The full post can be found at The American Prospect.
Well, it could have been worse. That is the best that can be said of the assaults on women’s equality and reproductive freedom carried out during the first 100 days of Donald Trump’s presidency—a stretch marked by grievous, if unsurprising, disdain for women’s fair treatment at home and around the globe.
That disdain was evident in the administration’s so far stalled attempt to “repeal and replace” Obamacare with a far less inclusive—and less female-friendly—Republican health plan. The noxious reversals that Trump and his minions have carried out in such a short time-frame is damage worth recalling at this critical benchmark.
Some of the harshest measures have international ramifications.
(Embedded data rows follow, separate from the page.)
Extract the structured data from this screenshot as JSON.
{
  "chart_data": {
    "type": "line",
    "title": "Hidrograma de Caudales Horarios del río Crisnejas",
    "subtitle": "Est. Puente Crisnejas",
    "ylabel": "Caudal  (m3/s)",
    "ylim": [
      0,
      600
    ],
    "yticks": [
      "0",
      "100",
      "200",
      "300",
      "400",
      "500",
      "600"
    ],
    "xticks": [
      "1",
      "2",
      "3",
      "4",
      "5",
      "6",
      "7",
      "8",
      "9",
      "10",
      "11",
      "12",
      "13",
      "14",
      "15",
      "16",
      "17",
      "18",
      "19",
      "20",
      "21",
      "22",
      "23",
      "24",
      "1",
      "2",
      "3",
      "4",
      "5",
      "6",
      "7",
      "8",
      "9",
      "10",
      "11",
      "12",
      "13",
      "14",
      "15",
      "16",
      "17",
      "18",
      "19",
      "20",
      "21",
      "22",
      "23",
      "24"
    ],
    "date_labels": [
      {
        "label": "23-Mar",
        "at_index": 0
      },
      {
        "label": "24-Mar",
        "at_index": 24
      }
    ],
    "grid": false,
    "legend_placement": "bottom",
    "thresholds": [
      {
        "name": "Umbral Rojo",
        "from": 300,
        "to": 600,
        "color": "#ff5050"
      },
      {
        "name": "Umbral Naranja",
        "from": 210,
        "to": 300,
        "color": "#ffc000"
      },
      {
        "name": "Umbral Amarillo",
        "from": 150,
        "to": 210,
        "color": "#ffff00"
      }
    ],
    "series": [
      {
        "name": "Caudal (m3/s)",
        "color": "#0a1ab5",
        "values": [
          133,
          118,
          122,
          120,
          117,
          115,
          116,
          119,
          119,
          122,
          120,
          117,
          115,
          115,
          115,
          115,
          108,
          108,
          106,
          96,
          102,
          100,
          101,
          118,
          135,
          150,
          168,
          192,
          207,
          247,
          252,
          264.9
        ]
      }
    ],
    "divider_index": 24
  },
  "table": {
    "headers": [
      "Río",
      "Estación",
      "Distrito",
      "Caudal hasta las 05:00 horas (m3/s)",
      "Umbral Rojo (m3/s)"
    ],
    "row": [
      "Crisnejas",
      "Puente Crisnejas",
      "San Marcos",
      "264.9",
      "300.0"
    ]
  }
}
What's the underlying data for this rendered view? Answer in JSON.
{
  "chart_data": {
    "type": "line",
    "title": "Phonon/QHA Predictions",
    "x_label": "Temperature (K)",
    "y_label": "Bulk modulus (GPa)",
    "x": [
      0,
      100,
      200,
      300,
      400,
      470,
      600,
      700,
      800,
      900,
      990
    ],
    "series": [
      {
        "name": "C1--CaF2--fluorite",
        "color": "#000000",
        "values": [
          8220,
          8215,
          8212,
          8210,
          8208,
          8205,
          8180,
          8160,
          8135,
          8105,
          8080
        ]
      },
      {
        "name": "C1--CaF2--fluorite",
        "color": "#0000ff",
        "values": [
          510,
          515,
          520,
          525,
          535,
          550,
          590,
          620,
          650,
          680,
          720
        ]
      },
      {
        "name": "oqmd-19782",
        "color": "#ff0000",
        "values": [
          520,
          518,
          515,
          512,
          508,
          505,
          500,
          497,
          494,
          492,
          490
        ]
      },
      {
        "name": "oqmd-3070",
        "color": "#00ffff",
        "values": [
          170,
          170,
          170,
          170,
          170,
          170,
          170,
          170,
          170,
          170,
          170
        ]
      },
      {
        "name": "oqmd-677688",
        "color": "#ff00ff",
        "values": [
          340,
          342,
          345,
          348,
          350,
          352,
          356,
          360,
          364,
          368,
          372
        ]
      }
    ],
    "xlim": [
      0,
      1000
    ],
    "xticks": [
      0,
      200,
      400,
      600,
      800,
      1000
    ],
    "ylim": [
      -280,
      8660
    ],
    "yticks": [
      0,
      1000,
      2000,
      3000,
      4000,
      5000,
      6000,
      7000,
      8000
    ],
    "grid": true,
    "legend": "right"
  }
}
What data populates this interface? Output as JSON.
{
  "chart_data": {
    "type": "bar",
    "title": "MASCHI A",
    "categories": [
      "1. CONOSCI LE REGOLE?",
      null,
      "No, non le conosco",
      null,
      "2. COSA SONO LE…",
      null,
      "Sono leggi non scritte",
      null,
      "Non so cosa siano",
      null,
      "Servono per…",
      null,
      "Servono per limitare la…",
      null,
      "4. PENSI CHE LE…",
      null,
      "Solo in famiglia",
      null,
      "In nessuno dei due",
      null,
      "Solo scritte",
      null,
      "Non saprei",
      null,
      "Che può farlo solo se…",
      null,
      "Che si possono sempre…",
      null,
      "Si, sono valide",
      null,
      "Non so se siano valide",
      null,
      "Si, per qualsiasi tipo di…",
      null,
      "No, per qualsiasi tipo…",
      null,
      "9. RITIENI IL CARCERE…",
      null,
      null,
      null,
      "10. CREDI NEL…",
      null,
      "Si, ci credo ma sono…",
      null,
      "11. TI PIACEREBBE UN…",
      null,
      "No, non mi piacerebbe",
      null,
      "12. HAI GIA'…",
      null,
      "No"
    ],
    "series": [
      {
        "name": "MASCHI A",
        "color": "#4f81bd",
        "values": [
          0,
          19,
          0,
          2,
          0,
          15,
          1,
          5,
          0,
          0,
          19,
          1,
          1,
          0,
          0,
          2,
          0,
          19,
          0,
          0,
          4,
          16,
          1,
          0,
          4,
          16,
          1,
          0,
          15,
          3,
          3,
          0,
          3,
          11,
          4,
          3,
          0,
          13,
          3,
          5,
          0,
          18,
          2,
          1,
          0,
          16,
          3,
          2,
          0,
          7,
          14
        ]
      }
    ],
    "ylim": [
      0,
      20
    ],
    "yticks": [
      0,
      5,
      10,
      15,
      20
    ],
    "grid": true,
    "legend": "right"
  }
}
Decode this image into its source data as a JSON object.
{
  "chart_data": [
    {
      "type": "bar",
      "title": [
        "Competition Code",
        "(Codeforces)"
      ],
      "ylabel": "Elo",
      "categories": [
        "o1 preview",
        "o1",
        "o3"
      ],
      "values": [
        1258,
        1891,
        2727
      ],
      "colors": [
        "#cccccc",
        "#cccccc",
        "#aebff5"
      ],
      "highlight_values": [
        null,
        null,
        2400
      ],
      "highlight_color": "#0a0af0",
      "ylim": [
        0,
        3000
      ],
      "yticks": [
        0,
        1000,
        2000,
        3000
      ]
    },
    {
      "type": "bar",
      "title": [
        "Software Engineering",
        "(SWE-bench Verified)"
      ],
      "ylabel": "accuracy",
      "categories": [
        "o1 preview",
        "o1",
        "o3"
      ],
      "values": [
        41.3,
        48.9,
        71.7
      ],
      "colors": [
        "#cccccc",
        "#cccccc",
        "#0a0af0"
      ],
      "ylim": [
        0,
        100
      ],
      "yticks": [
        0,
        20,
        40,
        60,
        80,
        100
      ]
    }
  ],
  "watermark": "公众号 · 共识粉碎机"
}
Just a few days into his White House run, Trump reinstated the “global gag rule” (also known as the “Mexico City policy”), a ban on U.S. assistance to groups abroad that perform or even talk about abortion that has been a weighty political football tossed back and forth for decades. Beginning with Ronald Reagan in 1984, Republican presidents have imposed the gag rule, while Democratic presidents, including Jimmy Carter, Bill Clinton, and Barack Obama, have rescinded it.
Actually, Trump didn’t just re-impose the old funding ban, he super-sized it, extending its reach beyond U.S. family planning and reproductive health assistance to non-governmental groups overseas to all “global health assistance furnished by all departments or agencies.” There will be severe consequences. Under George W. Bush’s narrower gag rule, badly needed health clinics in developing countries were forced to shut down and the work of high-performing international family planning groups was seriously hampered. Millions of women and girls were kept from obtaining birth control, safe abortions, maternal care, and HIV-AIDS prevention advice. Abortion rates and maternal deaths from unsafe illegal abortions increased. The shift stymied political debate on abortion-related issues, along with America’s leadership on democracy and free-speech principles.